Sempre que passo por Abrantes estaciono o carro o mais perto possível do magnífico Museu Ibérico de Arqueologia e Arte que trouxe nova vida a parte significativa do antigo convento de São Domingos e dou uma volta pelas ruas da velha urbe, já não me atrevendo a subir até ao jardim do castelo ou a galgar a ladeira dos Quinchosos, cujo nome sempre me delicia. Claro que me abasteço de palha de Abrantes e, entretanto, sento-me num daqueles bancos à volta da árvore, no Jardim da República. Não percam de ouvido esta imagem de um círculo de bancos de jardim em redor de uma árvore, enquanto puxo o fio que aqui me traz.
Ontem, ao fim da noite encontrei no jornal digital Médio Tejo a notícia de que a câmara da “cidade florida” retoma, por estes dias, uma velha tradição novembrina, espalhando pelas ruas mais de 500 vasos de crisântemos. A jornalista Paula Morato explica que a tradição dos crisântemos foi iniciada pelo mestre jardineiro Simão Vieira que, em meados dos anos 30, expôs dezenas de variedades da “flor de ouro” no jardim do castelo. Já não eram horas de ligar ao meu querido amigo Francisco Lopes a saber mais sobre este mestre jardineiro que se reformou nos anos 70, mas fica o nome de Simão atrás da orelha enquanto não me chega, do historiador amigo, aconchego bibliográfico sobre o homem que imagino a falar com as criaturas vegetais, envasadas ou não.
Mestre Simão criou cruzamentos felizes de crisântemos. Para ele, a flor estimada dos abrantinos não exalava perfume de partida, de adeus fúnebre, como J’arrive, a canção triste de Brel. Não sei se há em Abrantes uma rua com o nome de Simão Vieira, se houver aplaudo, se não houver tomai nota, senhores da toponímia local e, já agora, não hesiteis em replicar os bons ofícios da ribatejana Moita que tem uma Praceta dos Crisântemos.

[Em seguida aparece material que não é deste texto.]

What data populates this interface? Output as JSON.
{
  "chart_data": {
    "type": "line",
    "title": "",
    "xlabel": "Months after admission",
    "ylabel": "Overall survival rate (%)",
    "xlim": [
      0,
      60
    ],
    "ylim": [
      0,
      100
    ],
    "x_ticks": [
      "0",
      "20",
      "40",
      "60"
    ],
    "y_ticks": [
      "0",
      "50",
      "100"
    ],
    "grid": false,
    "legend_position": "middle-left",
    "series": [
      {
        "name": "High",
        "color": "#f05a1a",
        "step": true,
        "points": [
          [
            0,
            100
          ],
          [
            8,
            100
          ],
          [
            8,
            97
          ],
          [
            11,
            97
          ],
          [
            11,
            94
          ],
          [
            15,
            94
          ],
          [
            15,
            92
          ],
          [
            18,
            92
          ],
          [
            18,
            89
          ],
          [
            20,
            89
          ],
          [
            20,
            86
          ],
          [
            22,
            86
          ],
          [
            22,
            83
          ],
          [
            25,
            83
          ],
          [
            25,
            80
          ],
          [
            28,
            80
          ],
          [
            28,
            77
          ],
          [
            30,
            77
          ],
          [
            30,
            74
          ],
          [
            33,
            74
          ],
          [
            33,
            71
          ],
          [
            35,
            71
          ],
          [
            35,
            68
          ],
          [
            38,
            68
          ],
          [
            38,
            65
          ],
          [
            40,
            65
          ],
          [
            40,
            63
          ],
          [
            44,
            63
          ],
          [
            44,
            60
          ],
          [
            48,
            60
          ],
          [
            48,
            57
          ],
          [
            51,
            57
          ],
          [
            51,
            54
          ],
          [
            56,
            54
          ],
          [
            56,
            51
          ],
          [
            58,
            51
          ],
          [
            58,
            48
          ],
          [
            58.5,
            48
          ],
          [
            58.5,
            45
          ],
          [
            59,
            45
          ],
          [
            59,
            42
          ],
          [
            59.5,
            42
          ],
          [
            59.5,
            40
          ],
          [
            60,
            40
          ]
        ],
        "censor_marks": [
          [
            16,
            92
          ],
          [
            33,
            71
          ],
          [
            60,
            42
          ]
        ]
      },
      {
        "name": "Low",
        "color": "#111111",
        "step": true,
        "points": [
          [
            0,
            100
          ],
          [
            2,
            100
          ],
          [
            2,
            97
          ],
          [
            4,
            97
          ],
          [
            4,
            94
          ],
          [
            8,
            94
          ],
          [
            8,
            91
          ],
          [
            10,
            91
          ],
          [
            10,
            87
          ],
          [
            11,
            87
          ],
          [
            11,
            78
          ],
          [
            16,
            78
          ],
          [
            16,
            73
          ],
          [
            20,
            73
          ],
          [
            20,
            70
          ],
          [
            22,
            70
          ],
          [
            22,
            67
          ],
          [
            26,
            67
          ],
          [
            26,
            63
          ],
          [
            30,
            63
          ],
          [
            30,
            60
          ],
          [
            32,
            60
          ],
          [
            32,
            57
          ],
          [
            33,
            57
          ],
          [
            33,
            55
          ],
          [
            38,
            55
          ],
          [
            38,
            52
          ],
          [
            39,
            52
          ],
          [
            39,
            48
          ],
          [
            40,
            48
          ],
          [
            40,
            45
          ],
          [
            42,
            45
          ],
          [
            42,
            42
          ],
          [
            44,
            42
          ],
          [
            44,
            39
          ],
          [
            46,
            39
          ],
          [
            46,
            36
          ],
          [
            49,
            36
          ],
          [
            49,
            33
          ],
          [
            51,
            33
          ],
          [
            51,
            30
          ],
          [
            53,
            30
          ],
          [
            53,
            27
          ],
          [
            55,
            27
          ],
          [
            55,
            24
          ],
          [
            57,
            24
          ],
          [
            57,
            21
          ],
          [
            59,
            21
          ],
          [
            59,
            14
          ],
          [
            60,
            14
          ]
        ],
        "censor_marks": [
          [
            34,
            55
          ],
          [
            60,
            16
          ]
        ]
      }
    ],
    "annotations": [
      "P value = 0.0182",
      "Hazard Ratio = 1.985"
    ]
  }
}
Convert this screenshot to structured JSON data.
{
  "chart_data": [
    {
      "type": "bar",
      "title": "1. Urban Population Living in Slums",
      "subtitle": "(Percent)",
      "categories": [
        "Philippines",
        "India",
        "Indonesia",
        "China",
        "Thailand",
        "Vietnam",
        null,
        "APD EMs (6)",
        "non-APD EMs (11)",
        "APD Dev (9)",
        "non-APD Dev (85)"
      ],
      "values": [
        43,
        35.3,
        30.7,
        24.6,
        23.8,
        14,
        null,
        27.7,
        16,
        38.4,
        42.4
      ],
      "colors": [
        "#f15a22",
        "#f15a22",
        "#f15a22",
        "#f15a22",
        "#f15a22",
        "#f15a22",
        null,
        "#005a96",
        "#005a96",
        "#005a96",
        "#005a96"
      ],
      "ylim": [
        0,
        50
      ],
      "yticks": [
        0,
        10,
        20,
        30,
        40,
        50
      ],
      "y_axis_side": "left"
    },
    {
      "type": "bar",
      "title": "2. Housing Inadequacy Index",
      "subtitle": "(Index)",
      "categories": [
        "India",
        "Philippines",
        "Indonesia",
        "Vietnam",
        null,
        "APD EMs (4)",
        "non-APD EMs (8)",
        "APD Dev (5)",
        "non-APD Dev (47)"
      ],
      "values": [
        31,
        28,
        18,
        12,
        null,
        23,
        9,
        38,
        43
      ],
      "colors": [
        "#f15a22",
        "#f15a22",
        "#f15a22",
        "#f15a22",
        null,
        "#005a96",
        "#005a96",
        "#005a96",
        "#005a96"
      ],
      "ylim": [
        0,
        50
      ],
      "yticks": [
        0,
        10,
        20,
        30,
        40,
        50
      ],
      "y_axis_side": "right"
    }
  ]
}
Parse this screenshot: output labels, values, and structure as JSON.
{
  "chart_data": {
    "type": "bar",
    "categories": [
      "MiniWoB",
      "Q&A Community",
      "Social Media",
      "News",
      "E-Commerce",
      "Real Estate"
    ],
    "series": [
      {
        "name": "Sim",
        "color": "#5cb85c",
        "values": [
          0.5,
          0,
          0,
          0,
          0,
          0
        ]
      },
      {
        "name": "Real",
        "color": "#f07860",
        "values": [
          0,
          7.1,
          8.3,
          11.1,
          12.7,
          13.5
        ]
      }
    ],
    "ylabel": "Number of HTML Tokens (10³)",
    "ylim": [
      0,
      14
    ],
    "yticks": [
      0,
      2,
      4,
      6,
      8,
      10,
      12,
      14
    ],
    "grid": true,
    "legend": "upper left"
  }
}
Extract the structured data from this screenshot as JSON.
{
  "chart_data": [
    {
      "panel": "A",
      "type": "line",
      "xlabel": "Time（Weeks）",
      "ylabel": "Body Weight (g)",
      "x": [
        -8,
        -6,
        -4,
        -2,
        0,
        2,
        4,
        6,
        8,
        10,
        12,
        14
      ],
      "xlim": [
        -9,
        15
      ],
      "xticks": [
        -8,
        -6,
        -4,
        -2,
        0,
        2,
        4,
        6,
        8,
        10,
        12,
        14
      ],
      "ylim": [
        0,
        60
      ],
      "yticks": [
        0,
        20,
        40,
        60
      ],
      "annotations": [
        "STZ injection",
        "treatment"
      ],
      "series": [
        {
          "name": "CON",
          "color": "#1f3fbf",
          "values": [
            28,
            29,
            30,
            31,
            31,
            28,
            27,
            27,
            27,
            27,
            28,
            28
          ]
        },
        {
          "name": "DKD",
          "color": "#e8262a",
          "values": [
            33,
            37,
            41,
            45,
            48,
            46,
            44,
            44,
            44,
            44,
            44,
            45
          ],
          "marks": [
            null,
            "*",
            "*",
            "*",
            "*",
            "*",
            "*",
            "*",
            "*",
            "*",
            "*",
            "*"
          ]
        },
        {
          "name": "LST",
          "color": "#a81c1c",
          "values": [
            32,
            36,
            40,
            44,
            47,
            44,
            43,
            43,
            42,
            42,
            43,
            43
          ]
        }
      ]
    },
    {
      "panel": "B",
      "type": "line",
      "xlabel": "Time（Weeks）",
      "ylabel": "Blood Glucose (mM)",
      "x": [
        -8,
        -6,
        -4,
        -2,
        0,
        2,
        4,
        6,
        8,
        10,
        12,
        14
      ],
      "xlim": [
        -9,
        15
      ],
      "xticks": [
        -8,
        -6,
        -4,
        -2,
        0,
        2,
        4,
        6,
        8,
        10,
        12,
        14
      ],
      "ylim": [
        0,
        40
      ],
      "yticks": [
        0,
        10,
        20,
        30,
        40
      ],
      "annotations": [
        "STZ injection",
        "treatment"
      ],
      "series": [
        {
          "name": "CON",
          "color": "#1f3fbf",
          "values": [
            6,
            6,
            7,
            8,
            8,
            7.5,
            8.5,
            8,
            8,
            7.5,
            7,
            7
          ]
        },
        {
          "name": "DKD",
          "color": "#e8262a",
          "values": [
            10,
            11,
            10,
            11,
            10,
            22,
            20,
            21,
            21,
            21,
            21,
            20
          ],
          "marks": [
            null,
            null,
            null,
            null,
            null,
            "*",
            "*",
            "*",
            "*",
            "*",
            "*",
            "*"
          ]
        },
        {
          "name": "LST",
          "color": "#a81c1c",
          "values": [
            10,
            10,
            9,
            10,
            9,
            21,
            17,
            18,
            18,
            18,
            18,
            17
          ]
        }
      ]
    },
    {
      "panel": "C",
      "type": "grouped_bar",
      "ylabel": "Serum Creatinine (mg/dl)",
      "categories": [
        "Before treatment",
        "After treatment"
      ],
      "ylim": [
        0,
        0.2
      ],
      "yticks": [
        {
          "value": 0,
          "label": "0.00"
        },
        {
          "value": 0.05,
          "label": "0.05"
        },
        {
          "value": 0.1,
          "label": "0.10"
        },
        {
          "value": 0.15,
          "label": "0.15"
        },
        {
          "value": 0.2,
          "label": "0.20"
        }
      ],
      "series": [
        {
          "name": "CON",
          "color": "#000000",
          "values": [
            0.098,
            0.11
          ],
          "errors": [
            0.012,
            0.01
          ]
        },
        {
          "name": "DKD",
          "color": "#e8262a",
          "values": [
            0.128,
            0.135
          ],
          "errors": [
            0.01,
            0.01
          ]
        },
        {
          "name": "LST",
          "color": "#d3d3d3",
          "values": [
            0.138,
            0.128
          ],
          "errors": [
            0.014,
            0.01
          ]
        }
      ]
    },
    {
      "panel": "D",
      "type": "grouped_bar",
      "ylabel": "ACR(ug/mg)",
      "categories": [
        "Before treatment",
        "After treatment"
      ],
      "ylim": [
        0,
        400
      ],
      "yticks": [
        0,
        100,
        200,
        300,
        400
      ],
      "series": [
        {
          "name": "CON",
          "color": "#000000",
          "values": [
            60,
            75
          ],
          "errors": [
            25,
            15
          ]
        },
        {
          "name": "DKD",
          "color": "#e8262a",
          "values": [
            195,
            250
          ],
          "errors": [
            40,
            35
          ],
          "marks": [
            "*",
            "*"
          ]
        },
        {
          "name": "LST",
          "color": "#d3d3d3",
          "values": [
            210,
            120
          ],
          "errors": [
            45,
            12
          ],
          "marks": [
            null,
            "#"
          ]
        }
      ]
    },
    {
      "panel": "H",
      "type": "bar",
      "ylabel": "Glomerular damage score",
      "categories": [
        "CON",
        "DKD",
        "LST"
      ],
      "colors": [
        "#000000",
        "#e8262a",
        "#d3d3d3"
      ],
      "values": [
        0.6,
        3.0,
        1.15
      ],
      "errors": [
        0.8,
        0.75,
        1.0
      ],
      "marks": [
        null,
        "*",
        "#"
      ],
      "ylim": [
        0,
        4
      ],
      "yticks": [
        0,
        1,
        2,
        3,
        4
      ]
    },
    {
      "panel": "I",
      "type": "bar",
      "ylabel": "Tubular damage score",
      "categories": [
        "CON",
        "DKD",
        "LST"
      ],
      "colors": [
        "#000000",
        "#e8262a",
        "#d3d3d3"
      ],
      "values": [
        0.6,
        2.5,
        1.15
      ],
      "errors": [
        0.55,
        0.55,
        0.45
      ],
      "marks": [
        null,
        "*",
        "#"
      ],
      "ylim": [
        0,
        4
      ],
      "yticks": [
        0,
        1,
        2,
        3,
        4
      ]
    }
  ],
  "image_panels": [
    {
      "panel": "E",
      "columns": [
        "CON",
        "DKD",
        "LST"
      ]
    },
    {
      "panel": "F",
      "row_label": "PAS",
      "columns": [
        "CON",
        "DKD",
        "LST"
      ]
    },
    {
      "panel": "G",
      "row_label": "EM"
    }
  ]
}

Simão Vieira teria gostado de conversar com o escritor alemão autor do best-seller “A Vida Secreta das Árvores”. Ele afirmou há uns anos, numa entrevista, a convicção de que as árvores têm sentimentos, comunicam entre si usando aquilo que classificou como “uma internet subterrânea”. Esse escritor, cujo nome não me ocorre pronunciar por escapar excessivamente à raiz latina, invocou uma experiência científica realizada em África provando que as acácias libertam um produto químico quando as girafas começam a comê-las. Ele acredita que as árvores são muito parecidas com os humanos e que até se apaixonam.
O mestre jardineiro Simão Vieira já não pode sentar-se num destes bancos do jardim da República rodeando a árvore que talvez seja um cedro dos Himalaias, talvez uma tília, aquela espécie perfumada cuja madeira é ideal para a construção das guitarras Fender.
Peço ao meu amigo Francisco Lopes, historiador de Abrantes, que me perdoe a talvez infrutífera tentativa de identificação de uma árvore cercada de bancos num jardim tranquilo. Certeza firme não tenho senão aquela de que em frente à biblioteca há uma pimenteira bastarda. Mas, sim, quando me sento num dos bancos em círculo, virado para a árvore que não sei identificar com segurança, acredito que ela me estará dirigindo um gesto amável. E acredito que os crisântemos agora espalhados pela cidade são uma flor de acolhimento e não de despedida, como os da canção de Brel.